Первый день олени входили в ритм бега. Каюры ежедневно прибавляли время езды, чтобы постепенно втянуть в многодневный аргиш и животных, и людей. Пройдя шестьдесят вёрст, в сумерках направились к избе поселенца Лаврентия, кормившего ездовых собак. Увидев четыре нарты, быстро вывалил из ведра в корыто остатки корма и мигом кинулся в избу. Иннокентий Киприянович на ходу соскочил и окликнул:
– Лаврентий, стой! Это я, Иннокентий, купец! Куда ты дёру-то дал? Испугался, что ли?
Хозяин, нехотя остановился, всмотрелся в окликнувшего его незнакомца и только теперь узнал Иннокентия Киприяновича.
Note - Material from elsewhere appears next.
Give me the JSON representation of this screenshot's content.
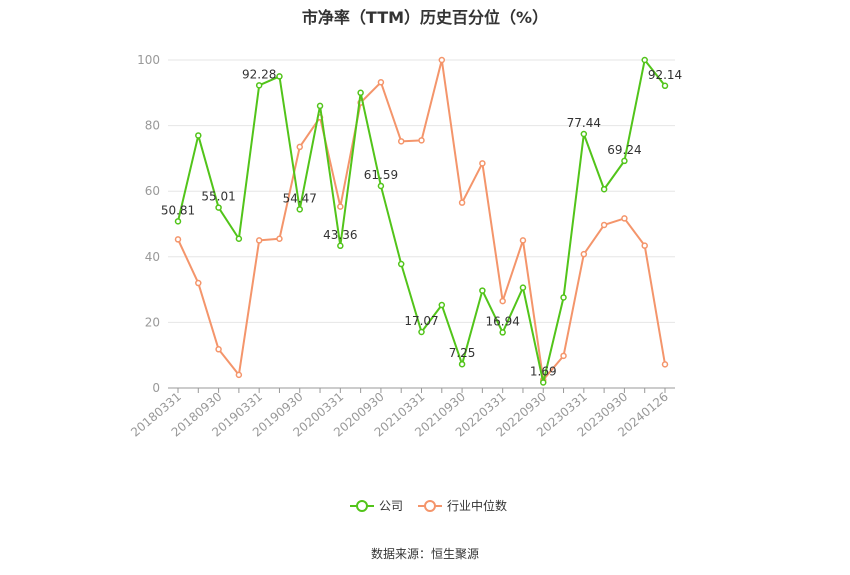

– Забоялся я! Думал, чужие! Темень, не разглядел, – оправдывался он, разводя руками. В свете керосиновой лампы, падающем из окна, виднелась левая часть лица, клок бороды и половина туловища в овчинном полушубке.
– Приюти четверых на ночь, я заплачу! У жены на руках двухлетняя дочь, – объяснил Сотников.
Лаврентий покрутил головой, вглядываясь в темноту, словно хотел проверить, а никто ли не подсматривает за ним из его соседей-скопцов.
– Грех нам принимать людей другой веры, Иннокентий Киприянович! – сказал он. – Наши осудят меня за это.
– А ты накажи жене и детям, чтобы нигде словом не обмолвились, что мы у тебя ночевали! – наставлял Сотников. – А поутру мы уедем.
– Ладно! Ради тебя, Иннокентий Киприянович! Ты сколько раз уступал мне цены, да и в долг давал товары, – сказал Лаврентий. – Проходите в избу!
Через тёмные сени прошли в чистую половину. Справа Иннокентий увидел горницу с побелённой печью, голбцом и полатями, у стен стояли две лавки, дверь вела в чистую комнату.
– Раздевайтесь! Спать будете – двое на полу и двое – на полатях. Пол у нас устлан волчьими и собачьими шкурами, так что не застынете, – сказал хозяин. – Агафья! Приготовь-ка гостям ужин! Чай, целый день в дороге.
Агафья молча засуетилась на кухне, загремела посудой, застучала ножом. Гости сидели на лавке, отдыхая от дальней дороги.
Иннокентий Киприянович знал, как появились ссыльные скопцы в низовье Енисея, и не раз видел их радения. Таинств церкви они не признают: брака у них нет, крещение они осмеивают, называя его только водным, тогда как человек, считают они, нуждается и в духовном крещении. Причастие они отвергают, употребляя квас с калачом. Сектанты считают скопцом Христа за то, что он был обрезан по еврейскому обычаю, и в песне херувимской вместо «тайно образующее» они читают и поют «тайно обрезающее».
Пока хозяева возились на кухне, Иннокентий шёпотом рассказывал жене и Елизавете Никифоровне о причудах их веры.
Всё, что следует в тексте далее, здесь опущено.